Nuri is 14 when his father disappears under mysterious circumstances. Abdu, an ex-minister in an unnamed country’s government and a confidant to the fallen King, is kidnapped from his mistress’ flat, never to be seen again. Nuri is left with no family except young step-mother Mona, whom Nuri has a crush on, and more questions than answers. Anatomy of a Disappearance by Hisham Matar is a beautiful and quietly brutal coming-of-age story, dealing with loss and father-son relationships.
The story is told by Nuri himself, looking back and reflecting on these monumental events as an adult from his exile in Egypt. A cloak of secrecy surrounds Nuri’s childhood. He doesn’t really know what his father’s job is, his beloved mother has a mystery illness which eventually causes her death. Overdose? Suicide? Nuri never finds out. Indeed there are more monumental secrets to come Nuri’s way, some revealed with time, most never to be found out.

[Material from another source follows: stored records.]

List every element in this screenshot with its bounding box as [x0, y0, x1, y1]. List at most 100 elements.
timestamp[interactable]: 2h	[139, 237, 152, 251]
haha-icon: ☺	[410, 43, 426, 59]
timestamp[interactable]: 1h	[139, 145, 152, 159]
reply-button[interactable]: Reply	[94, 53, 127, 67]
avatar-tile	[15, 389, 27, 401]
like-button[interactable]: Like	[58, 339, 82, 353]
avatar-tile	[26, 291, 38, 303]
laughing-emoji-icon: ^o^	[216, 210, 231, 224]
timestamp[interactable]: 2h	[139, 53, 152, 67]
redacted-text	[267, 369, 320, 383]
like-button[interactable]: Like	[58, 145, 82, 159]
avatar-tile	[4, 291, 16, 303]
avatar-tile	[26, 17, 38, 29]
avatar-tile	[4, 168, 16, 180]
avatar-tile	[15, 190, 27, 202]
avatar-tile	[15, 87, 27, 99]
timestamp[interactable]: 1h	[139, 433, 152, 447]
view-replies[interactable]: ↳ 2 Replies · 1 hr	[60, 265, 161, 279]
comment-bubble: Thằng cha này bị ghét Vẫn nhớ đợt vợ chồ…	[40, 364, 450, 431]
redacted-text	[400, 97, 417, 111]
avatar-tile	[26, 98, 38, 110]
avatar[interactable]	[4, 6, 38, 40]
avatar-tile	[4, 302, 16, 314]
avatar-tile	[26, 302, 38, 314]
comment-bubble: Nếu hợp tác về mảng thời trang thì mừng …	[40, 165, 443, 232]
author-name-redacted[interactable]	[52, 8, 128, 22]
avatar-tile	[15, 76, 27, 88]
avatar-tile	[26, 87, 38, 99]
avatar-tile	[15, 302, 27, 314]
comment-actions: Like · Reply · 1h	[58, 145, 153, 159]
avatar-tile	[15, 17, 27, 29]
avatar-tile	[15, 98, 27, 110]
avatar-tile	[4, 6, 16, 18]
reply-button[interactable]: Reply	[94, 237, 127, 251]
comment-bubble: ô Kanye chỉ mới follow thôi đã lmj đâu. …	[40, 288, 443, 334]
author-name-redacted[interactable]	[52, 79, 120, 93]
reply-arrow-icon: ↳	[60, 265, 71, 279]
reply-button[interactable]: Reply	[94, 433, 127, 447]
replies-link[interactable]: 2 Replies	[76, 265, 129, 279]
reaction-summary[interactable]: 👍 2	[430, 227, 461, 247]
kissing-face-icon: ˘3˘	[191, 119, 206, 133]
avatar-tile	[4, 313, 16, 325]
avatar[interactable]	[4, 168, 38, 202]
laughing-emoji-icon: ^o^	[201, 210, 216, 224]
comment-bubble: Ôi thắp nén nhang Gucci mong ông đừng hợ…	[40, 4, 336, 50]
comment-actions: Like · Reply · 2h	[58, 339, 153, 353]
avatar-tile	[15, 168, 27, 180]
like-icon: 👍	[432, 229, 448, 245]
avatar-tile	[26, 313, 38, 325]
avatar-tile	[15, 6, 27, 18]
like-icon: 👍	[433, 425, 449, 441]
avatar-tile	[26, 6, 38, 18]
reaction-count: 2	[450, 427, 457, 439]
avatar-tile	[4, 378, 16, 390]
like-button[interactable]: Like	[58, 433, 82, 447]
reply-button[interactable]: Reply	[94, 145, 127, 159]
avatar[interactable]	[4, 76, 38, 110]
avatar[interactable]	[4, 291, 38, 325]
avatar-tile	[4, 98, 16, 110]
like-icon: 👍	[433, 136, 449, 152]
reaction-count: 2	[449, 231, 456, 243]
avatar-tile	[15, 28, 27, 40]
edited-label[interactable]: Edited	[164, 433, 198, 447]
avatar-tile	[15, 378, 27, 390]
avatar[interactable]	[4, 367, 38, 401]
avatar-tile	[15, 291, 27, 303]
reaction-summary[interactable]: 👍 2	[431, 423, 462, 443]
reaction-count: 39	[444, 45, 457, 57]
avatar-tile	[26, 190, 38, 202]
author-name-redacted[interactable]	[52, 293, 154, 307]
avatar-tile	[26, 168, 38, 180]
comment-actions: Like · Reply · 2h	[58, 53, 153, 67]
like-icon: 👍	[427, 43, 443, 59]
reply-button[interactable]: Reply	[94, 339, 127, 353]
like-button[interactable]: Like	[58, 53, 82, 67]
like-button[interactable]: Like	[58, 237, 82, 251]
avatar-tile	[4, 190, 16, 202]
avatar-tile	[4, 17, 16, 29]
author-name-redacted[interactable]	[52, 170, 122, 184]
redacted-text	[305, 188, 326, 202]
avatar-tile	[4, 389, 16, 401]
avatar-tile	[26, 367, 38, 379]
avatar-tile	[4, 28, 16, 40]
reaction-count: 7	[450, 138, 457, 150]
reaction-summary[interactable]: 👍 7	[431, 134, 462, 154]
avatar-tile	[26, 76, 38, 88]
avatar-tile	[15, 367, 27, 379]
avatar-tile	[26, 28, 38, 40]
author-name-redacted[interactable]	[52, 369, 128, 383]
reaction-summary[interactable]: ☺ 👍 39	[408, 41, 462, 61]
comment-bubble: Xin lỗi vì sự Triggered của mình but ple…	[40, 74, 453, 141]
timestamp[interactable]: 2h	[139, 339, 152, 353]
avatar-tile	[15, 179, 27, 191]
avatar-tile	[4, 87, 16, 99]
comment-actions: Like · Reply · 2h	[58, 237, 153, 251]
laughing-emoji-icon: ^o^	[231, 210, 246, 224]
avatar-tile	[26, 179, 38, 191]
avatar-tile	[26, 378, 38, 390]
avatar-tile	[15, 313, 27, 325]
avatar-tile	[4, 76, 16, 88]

When the grieving father finally muster up the energy to take Nuri on a beach holiday to the coast of Alexandria, they encounter Mona, a stunning British-Egyptian 26-year-old. ‘I did see Mona first’, our protagonist reminds us, as if he somehow has the right to her. 12-year-old Nuri falls instantly in love in a school-boy, first-love fashion and so does his father who seems unperturbed by the 15 year age difference. A complicated love triangle ensues and one in which the adolescent Nuri is sure to be the loser. Before he knows it, Mona and Abdu travel to London to get married, leaving him behind in Cairo. Soon thereafter, Nuri is packed off to boarding school in England, only to be paid an occasional visit by his father.
Disappearing fathers and mothers with mysterious illnesses are recurring themes in Matar’s fiction. Partly autobiographical, Matar’s own father, a Libyan dissident critical of Gaddafi’s regime, was abducted in Cairo never to bee seen again. To this day, Matar still doesn’t know if he’s still alive.
There is something calm yet mysterious about this novel which makes it a hard to put away. At the end, there are more loose ends than answers, just a vacuum of information in which Nuri is supposed to continue with his lives. A vacuum that most of us would find unbearable to live in but which is the reality of people like Matar. A quiet but compulsively readable novel.
Anatomy of a Disappearance by Hisham Matar is published by Penguin, 256 pages.